Page 2 of 4

Re: Work flow automation with bash script?

Posted: 27. Feb 2012, 09:56
by globetrotterdk
Shador wrote:Actually you can merge the two steps like this:

Code: Select all

lynx -dump -force-html some_document.html | sed -n 's/^ *[0-9]*\. //p' | fgrep "mailto:" | sed -e 's/\n/, /g' > some_document.txt
That doesn't work for me. The file gets created, but this bit doesn't get implemented for some reason:

Code: Select all

sed -e 's/\n/, /g'
The data I get is with "mailto:" and the e-mail addresses in a column:
mailto:abc@humanrights.dk
mailto:def@bees.com
mailto:ghi@mail.dk

Re: Work flow automation with bash script?

Posted: 27. Feb 2012, 10:02
by gapan
sed won't work like that. It works on a line-by-line basis, so it never actually parses newline characters. You can use tr instead:

Code: Select all

tr "\n" ", "

Re: Work flow automation with bash script?

Posted: 27. Feb 2012, 10:46
by Shador
gapan wrote:sed won't work like that.
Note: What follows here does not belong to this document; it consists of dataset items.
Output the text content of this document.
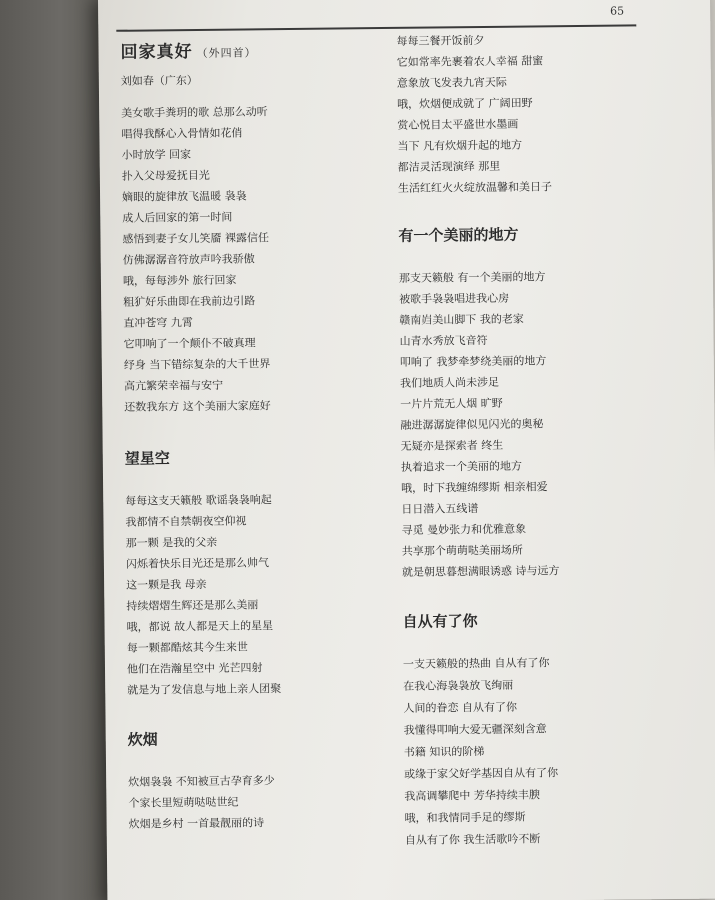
65
回家真好 （外四首）

刘如春（广东）

美女歌手粪玥的歌 总那么动听
唱得我酥心入骨情如花俏
小时放学 回家
扑入父母爱抚目光
嫡眼的旋律放飞温暖 袅袅
成人后回家的第一时间
感悟到妻子女儿笑靥 裸露信任
仿佛潺潺音符放声吟我骄傲
哦，每每涉外 旅行回家
粗犷好乐曲即在我前边引路
直冲苍穹 九霄
它叩响了一个颠仆不破真理
纾身 当下错综复杂的大千世界
高亢繁荣幸福与安宁
还数我东方 这个美丽大家庭好
望星空
每每这支天籁般 歌谣袅袅响起
我都情不自禁朝夜空仰视
那一颗 是我的父亲
闪烁着快乐目光还是那么帅气
这一颗是我 母亲
持续熠熠生辉还是那么美丽
哦，都说 故人都是天上的星星
每一颗都酷炫其今生来世
他们在浩瀚星空中 光芒四射
就是为了发信息与地上亲人团聚
炊烟
炊烟袅袅 不知被亘古孕育多少
个家长里短萌哒哒世纪
炊烟是乡村 一首最靓丽的诗
每每三餐开饭前夕
它如常率先裹着农人幸福 甜蜜
意象放飞发表九宵天际
哦，炊烟便成就了 广阔田野
赏心悦目太平盛世水墨画
当下 凡有炊烟升起的地方
都洁灵活现演绎 那里
生活红红火火绽放温馨和美日子
有一个美丽的地方
那支天籁般 有一个美丽的地方
被歌手袅袅唱进我心房
赣南岿美山脚下 我的老家
山青水秀放飞音符
叩响了 我梦牵梦绕美丽的地方
我们地质人尚未涉足
一片片荒无人烟 旷野
融进潺潺旋律似见闪光的奥秘
无疑亦是探索者 终生
执着追求一个美丽的地方
哦，时下我缠绵缪斯 相亲相爱
日日潜入五线谱
寻觅 曼妙张力和优雅意象
共享那个萌萌哒美丽场所
就是朝思暮想满眼诱惑 诗与远方
自从有了你
一支天籁般的热曲 自从有了你
在我心海袅袅放飞绚丽
人间的眷恋 自从有了你
我懂得叩响大爱无疆深刻含意
书籍 知识的阶梯
或缘于家父好学基因自从有了你
我高调攀爬中 芳华持续丰腴
哦，和我情同手足的缪斯
自从有了你 我生活歌吟不断
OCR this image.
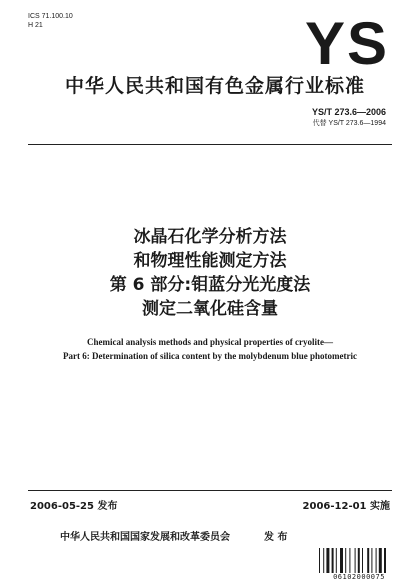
ICS 71.100.10
H 21	YS
中华人民共和国有色金属行业标准
YS/T 273.6—2006
代替 YS/T 273.6—1994
冰晶石化学分析方法
和物理性能测定方法
第 6 部分:钼蓝分光光度法
测定二氧化硅含量
Chemical analysis methods and physical properties of cryolite—
Part 6: Determination of silica content by the molybdenum blue photometric
2006-05-25 发布	2006-12-01 实施
中华人民共和国国家发展和改革委员会	发 布
06102000075
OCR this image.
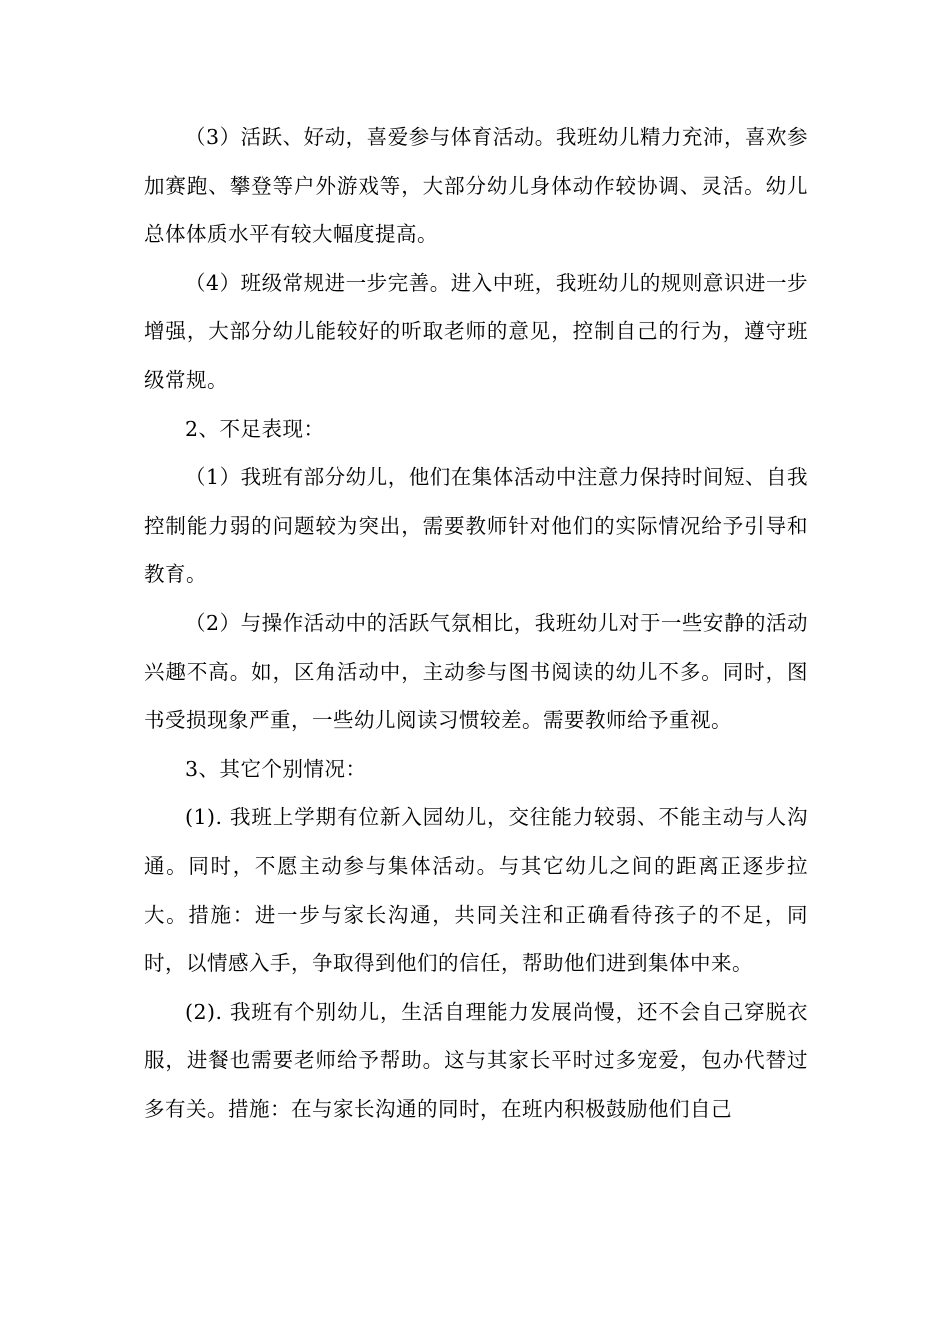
（3）活跃、好动，喜爱参与体育活动。我班幼儿精力充沛，喜欢参加赛跑、攀登等户外游戏等，大部分幼儿身体动作较协调、灵活。幼儿总体体质水平有较大幅度提高。

（4）班级常规进一步完善。进入中班，我班幼儿的规则意识进一步增强，大部分幼儿能较好的听取老师的意见，控制自己的行为，遵守班级常规。

2、不足表现：

（1）我班有部分幼儿，他们在集体活动中注意力保持时间短、自我控制能力弱的问题较为突出，需要教师针对他们的实际情况给予引导和教育。

（2）与操作活动中的活跃气氛相比，我班幼儿对于一些安静的活动兴趣不高。如，区角活动中，主动参与图书阅读的幼儿不多。同时，图书受损现象严重，一些幼儿阅读习惯较差。需要教师给予重视。

3、其它个别情况：

(1). 我班上学期有位新入园幼儿，交往能力较弱、不能主动与人沟通。同时，不愿主动参与集体活动。与其它幼儿之间的距离正逐步拉大。措施：进一步与家长沟通，共同关注和正确看待孩子的不足，同时，以情感入手，争取得到他们的信任，帮助他们进到集体中来。

(2). 我班有个别幼儿，生活自理能力发展尚慢，还不会自己穿脱衣服，进餐也需要老师给予帮助。这与其家长平时过多宠爱，包办代替过多有关。措施：在与家长沟通的同时，在班内积极鼓励他们自己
It works on a line-by-line basis, so it never actually parses newline characters. You can use tr instead:

Code: Select all

tr "\n" ", "
Yes, you're right. Didn't look closely enough. For sed it is:

Code: Select all

 sed -e ':a;N;$!ba;s/\n/, /g'

Re: Work flow automation with bash script?

Posted: 27. Feb 2012, 12:43
by mimosa
The stripping of the "Mailto:" also doesn't seem to be working.
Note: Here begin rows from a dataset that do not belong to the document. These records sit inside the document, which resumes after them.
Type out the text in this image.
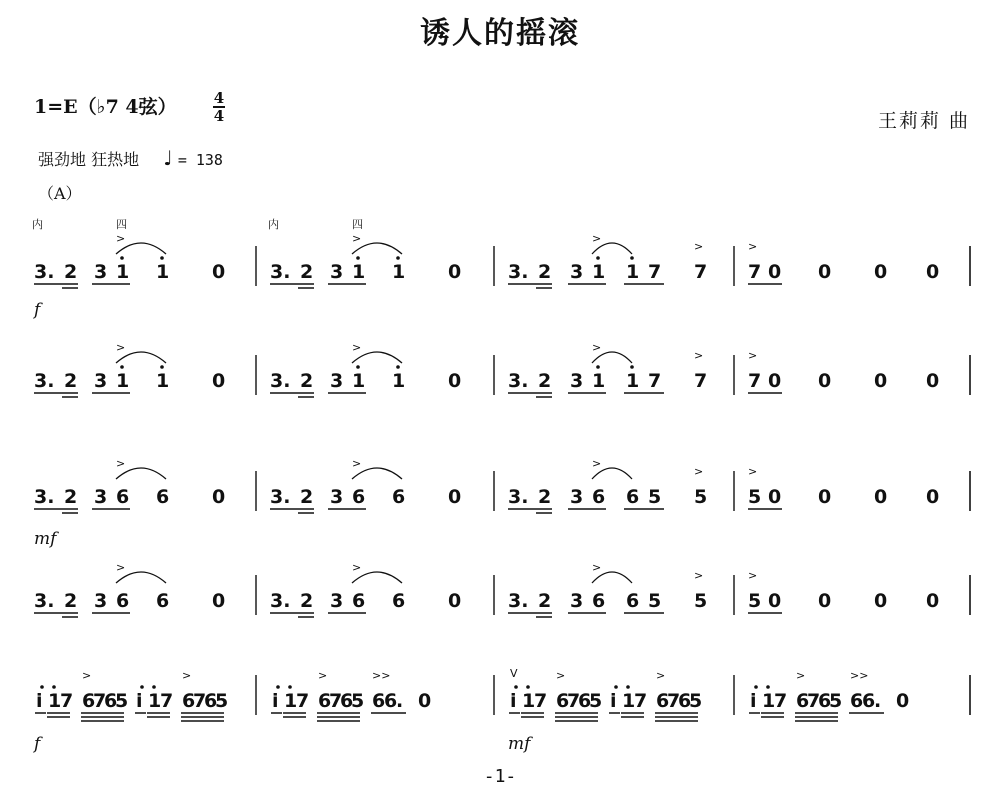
诱人的摇滚
1=E（♭7 4弦） 4
4	王莉莉 曲
强劲地 狂热地 ♩ = 138
（A）
f
3. 2 3 1 1 0
>
内	四
3. 2 3 1 1 0
>
内	四
3. 2 3 1 1 7 7
>
>
7 0 0 0 0
>
3. 2 3 1 1 0
>
3. 2 3 1 1 0
>
3. 2 3 1 1 7 7
>
>
7 0 0 0 0
>
mf
3. 2 3 6 6 0
>
3. 2 3 6 6 0
>
3. 2 3 6 6 5 5
>
>
5 0 0 0 0
>
3. 2 3 6 6 0
>
3. 2 3 6 6 0
>
3. 2 3 6 6 5 5
>
>
5 0 0 0 0
>
f	mf
i 1
7 6
7
6
5
>
i 1
7 6
7
6
5
>
i 1
7 6
7
6
5
>
6
6
.
>>
0	i 1
7 6
7
6
5
>
i 1
7 6
7
6
5
>
V
i 1
7 6
7
6
5
>
6
6
.
>>
0
-1-
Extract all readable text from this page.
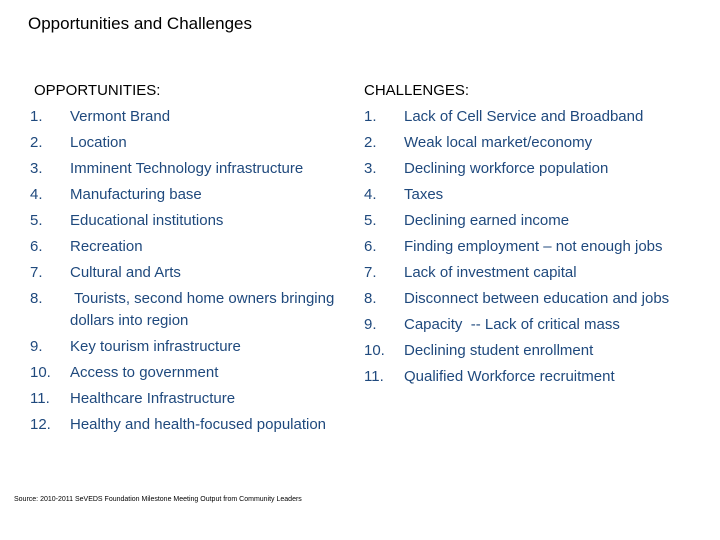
Opportunities and Challenges
OPPORTUNITIES:
1.	Vermont Brand
2.	Location
3.	Imminent Technology infrastructure
4.	Manufacturing base
5.	Educational institutions
6.	Recreation
7.	Cultural and Arts
8.	Tourists, second home owners bringing dollars into region
9.	Key tourism infrastructure
10.	Access to government
11.	Healthcare Infrastructure
12.	Healthy and health-focused population
CHALLENGES:
1.	Lack of Cell Service and Broadband
2.	Weak local market/economy
3.	Declining workforce population
4.	Taxes
5.	Declining earned income
6.	Finding employment – not enough jobs
7.	Lack of investment capital
8.	Disconnect between education and jobs
9.	Capacity  -- Lack of critical mass
10.	Declining student enrollment
11.	Qualified Workforce recruitment
Source: 2010-2011 SeVEDS Foundation Milestone Meeting Output from Community Leaders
It would be quite easy to write a small sub-script that extracted well-formed email addresses from any file format reasonably close to text, and then glued them together with commas. This would be more robust and capable of accommodating changes in the organisation's workflow (such as if they stop using Google docs).

Re: Work flow automation with bash script?

Posted: 27. Feb 2012, 14:25
by gapan
To remove the "mailto:" part, you can run another sed, just after the fgrep "mailto:".

Code: Select all

sed "s/^mailto://"
The ^ might not make any difference, but it's not doing any harm either.

Re: Work flow automation with bash script?

Posted: 28. Feb 2012, 00:48
by mimosa
I expect you've solved your problem by now :)

Just for fun, though, here's a Python script I've written to remove the email addresses from their padding and stick them back together again. From the command line, you would do:
./bcc.py some_document.some_format
You should find a file bcc.txt with the cleaned up emails in the directory you called the script from. In this case, your shell script would go something like:

Code: Select all

#! /bin/sh
cd /home/globetrotter/path/to/directory
google docs get ... [whatever] some.document
bcc.py some.document
I haven't tested it much because I don't have a convenient sample. I should also stress that this probably isn't the best Python style, as I'm just starting out with Python. If you want to try it out, put it somewhere in your $PATH (such as /usr/local/bin) and make it executable. :)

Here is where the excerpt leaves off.